Personal information
- Born: May 20, 1984 (age 42) Edmonds, Washington, U.S.
- Listed height: 6 ft 4 in (1.93 m)
- Listed weight: 298 lb (135 kg)

Career information
- High school: Edmonds Woodway
- College: Eastern Washington
- NFL draft: 2007: undrafted

Career history
- San Diego Chargers (2007–2008); Cleveland Browns (2009–2010)*; Hartford Colonials (2010–2011)*;
- * Offseason or practice squad member only

Career NFL statistics
- Total tackles: 1
- Stats at Pro Football Reference

= Keith Grennan =

American football player (born 1984)

Keith Grennan (born May 20, 1984) is an American former professional football player who was a defensive end in the National Football League (NFL). He was signed by the San Diego Chargers as an undrafted free agent in 2007. He played college football for the Eastern Washington Eagles.
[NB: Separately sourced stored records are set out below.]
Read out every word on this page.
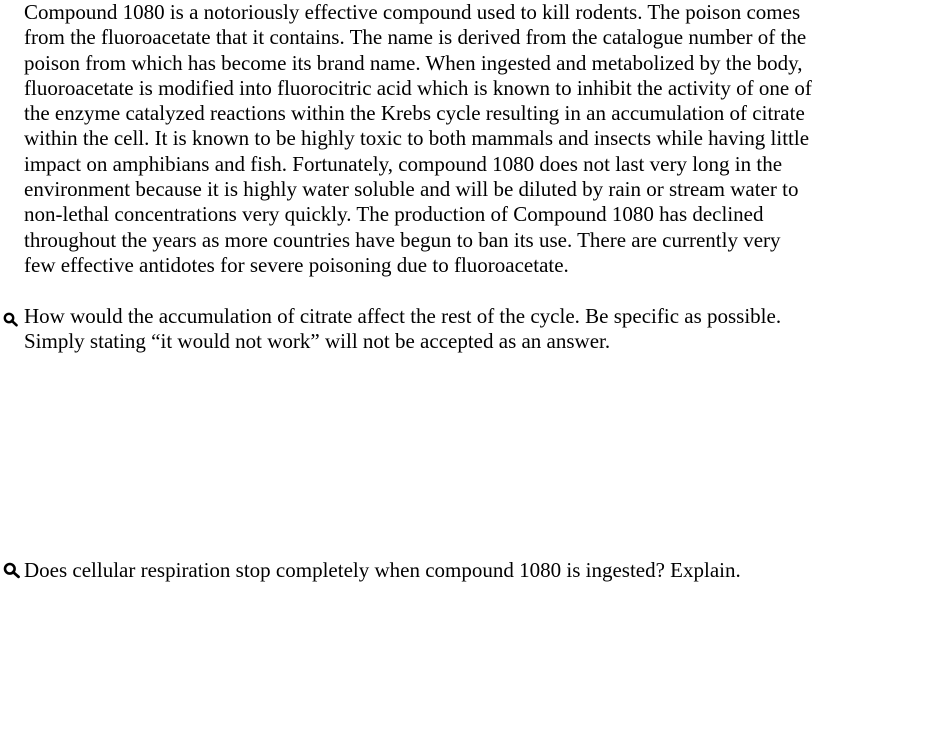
Compound 1080 is a notoriously effective compound used to kill rodents. The poison comes
from the fluoroacetate that it contains. The name is derived from the catalogue number of the
poison from which has become its brand name. When ingested and metabolized by the body,
fluoroacetate is modified into fluorocitric acid which is known to inhibit the activity of one of
the enzyme catalyzed reactions within the Krebs cycle resulting in an accumulation of citrate
within the cell. It is known to be highly toxic to both mammals and insects while having little
impact on amphibians and fish. Fortunately, compound 1080 does not last very long in the
environment because it is highly water soluble and will be diluted by rain or stream water to
non-lethal concentrations very quickly. The production of Compound 1080 has declined
throughout the years as more countries have begun to ban its use. There are currently very
few effective antidotes for severe poisoning due to fluoroacetate.
How would the accumulation of citrate affect the rest of the cycle. Be specific as possible.
Simply stating “it would not work” will not be accepted as an answer.
Does cellular respiration stop completely when compound 1080 is ingested? Explain.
He was also a member of the Cleveland Browns and Hartford Colonials.

==Early life==
Grennan graduated from Edmonds-Woodway High School in 2002. He was a first-team All-WesCo 4A South League selection and was a Seattle Times All-Area performer. He helped block for running back Kyle Thew, who had a pair of 300-yard rushing games. He bench pressed 395 pounds on two occasions during his senior year and achieved a 4.9-second mark in the 40-yard dash.

==College career==
In 2006, he was Honorable Mention All-Big Sky Conference choice as senior. In 2005, he started four games at defensive tackle, including Eastern's last three games of the year. In 2004, he lost a year of eligibility after having to sit out the 2004 season because of NCAA transfer rules. CWU: Played as a tight end in the 2003 season at Central Washington University after redshirting in 2002. He finished the 2003 season with 12 catches for 157 yards (13.1 per catch) with no touchdowns.

==Professional career==

===San Diego Chargers===
Grennan signed two-year contract with the San Diego Chargers as an undrafted free agent on May 4, 2007.

===Cleveland Browns===
Grennan was signed to the Cleveland Browns' practice squad prior to the 2009 offseason. He was waived on October 9, 2009, and re-signed to the practice squad on October 20.

After his contract expired following the 2009 season, Grennan was re-signed to a future contract on January 5, 2010.

===UFL===
Grennan signed with the United Football League Hartford Colonials for the 2011 season. He became a free agent on August 10, 2011, when the Colonials were contracted by the UFL.